勝手にびくびくと跳ねる体に引きずられるように、司も放ったのが分かった。司の精が薄いゴムに隔てられ、胎の中で受け取れなかったことを残念がるように体が再び熱を孕む。
「なぁ、もう一回……」
「いいですよ」
しっとりと汗ばんだ前髪をかき上げて口付けるこの男が、俺だけのものだという満足感が心を満たす。
アルファなのに酒で酔ったり、人並みにヘコんだり、ちょっと情けないところもある年下の男。でも俺にとっては、完璧で超越的なアルファらしいアルファなんかより、こいつのほうがずっと魅力的に思えてしまうのだから救いようがない。
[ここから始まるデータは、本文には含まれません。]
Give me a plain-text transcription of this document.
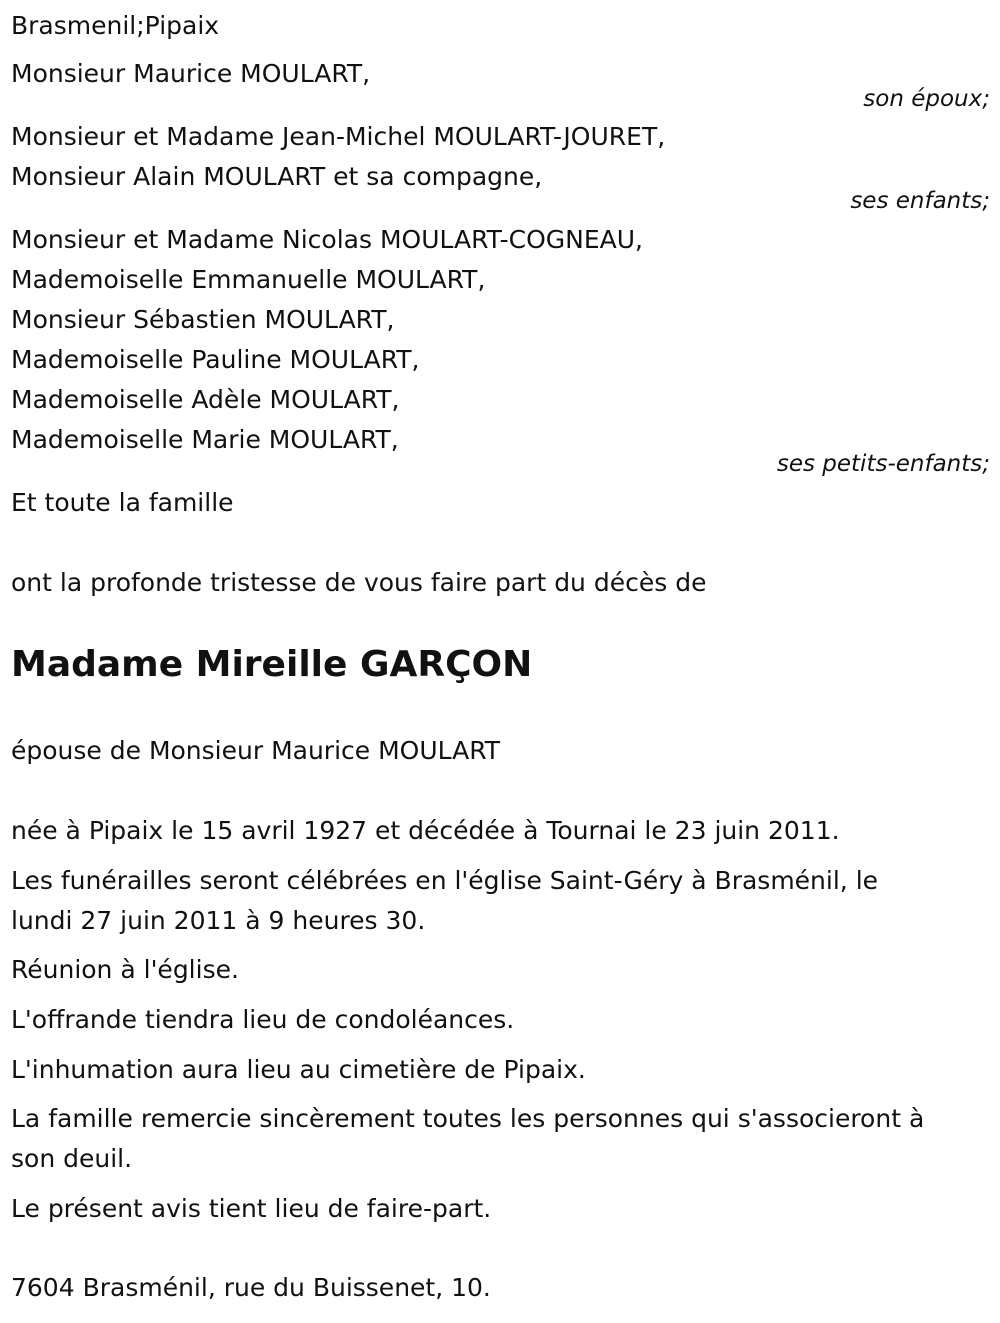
Brasmenil;Pipaix
Monsieur Maurice MOULART,
son époux;
Monsieur et Madame Jean-Michel MOULART-JOURET,
Monsieur Alain MOULART et sa compagne,
ses enfants;
Monsieur et Madame Nicolas MOULART-COGNEAU,
Mademoiselle Emmanuelle MOULART,
Monsieur Sébastien MOULART,
Mademoiselle Pauline MOULART,
Mademoiselle Adèle MOULART,
Mademoiselle Marie MOULART,
ses petits-enfants;
Et toute la famille
ont la profonde tristesse de vous faire part du décès de
Madame Mireille GARÇON
épouse de Monsieur Maurice MOULART
née à Pipaix le 15 avril 1927 et décédée à Tournai le 23 juin 2011.
Les funérailles seront célébrées en l'église Saint-Géry à Brasménil, le
lundi 27 juin 2011 à 9 heures 30.
Réunion à l'église.
L'offrande tiendra lieu de condoléances.
L'inhumation aura lieu au cimetière de Pipaix.
La famille remercie sincèrement toutes les personnes qui s'associeront à
son deuil.
Le présent avis tient lieu de faire-part.
7604 Brasménil, rue du Buissenet, 10.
結局その晩は二回では収まらず、お互いに出すものがないと思えるほどに盛り上がった。
「で、結局なにが原因でヘコんでたんだ?」
「本当に大したことじゃないんですけど……ヘコんでたら真嗣さんが、慰めてくれるかなって」
「……じゃあアレは演技だったのか?」
「違っ、落ち込んでたのはホントです! でもちょっと盛りました」
「んだよ。心配して損した」
シーツの海に沈み込む俺の頭を撫でる司は、とても良い笑顔だった。心なしか肌ツヤすら良くなったような。
「それよりまたやってくださいよ。最中に頭撫でるやつ」
「ヤだよ。ガキじゃないんだから」
「えー」
アレは司が妙に沈んでいたからやってあげただけだ。
ヘコんでるやつにハメられながらよしよししてやるなんて、俺のキャラじゃないし。特殊プレイみたいで嫌だし。
しかしその後、味をしめた司は度々俺によしよしセックスを強要してくるようになった。
やっぱりもう少しくらい、こいつにはアルファっぽさがあってもいいな。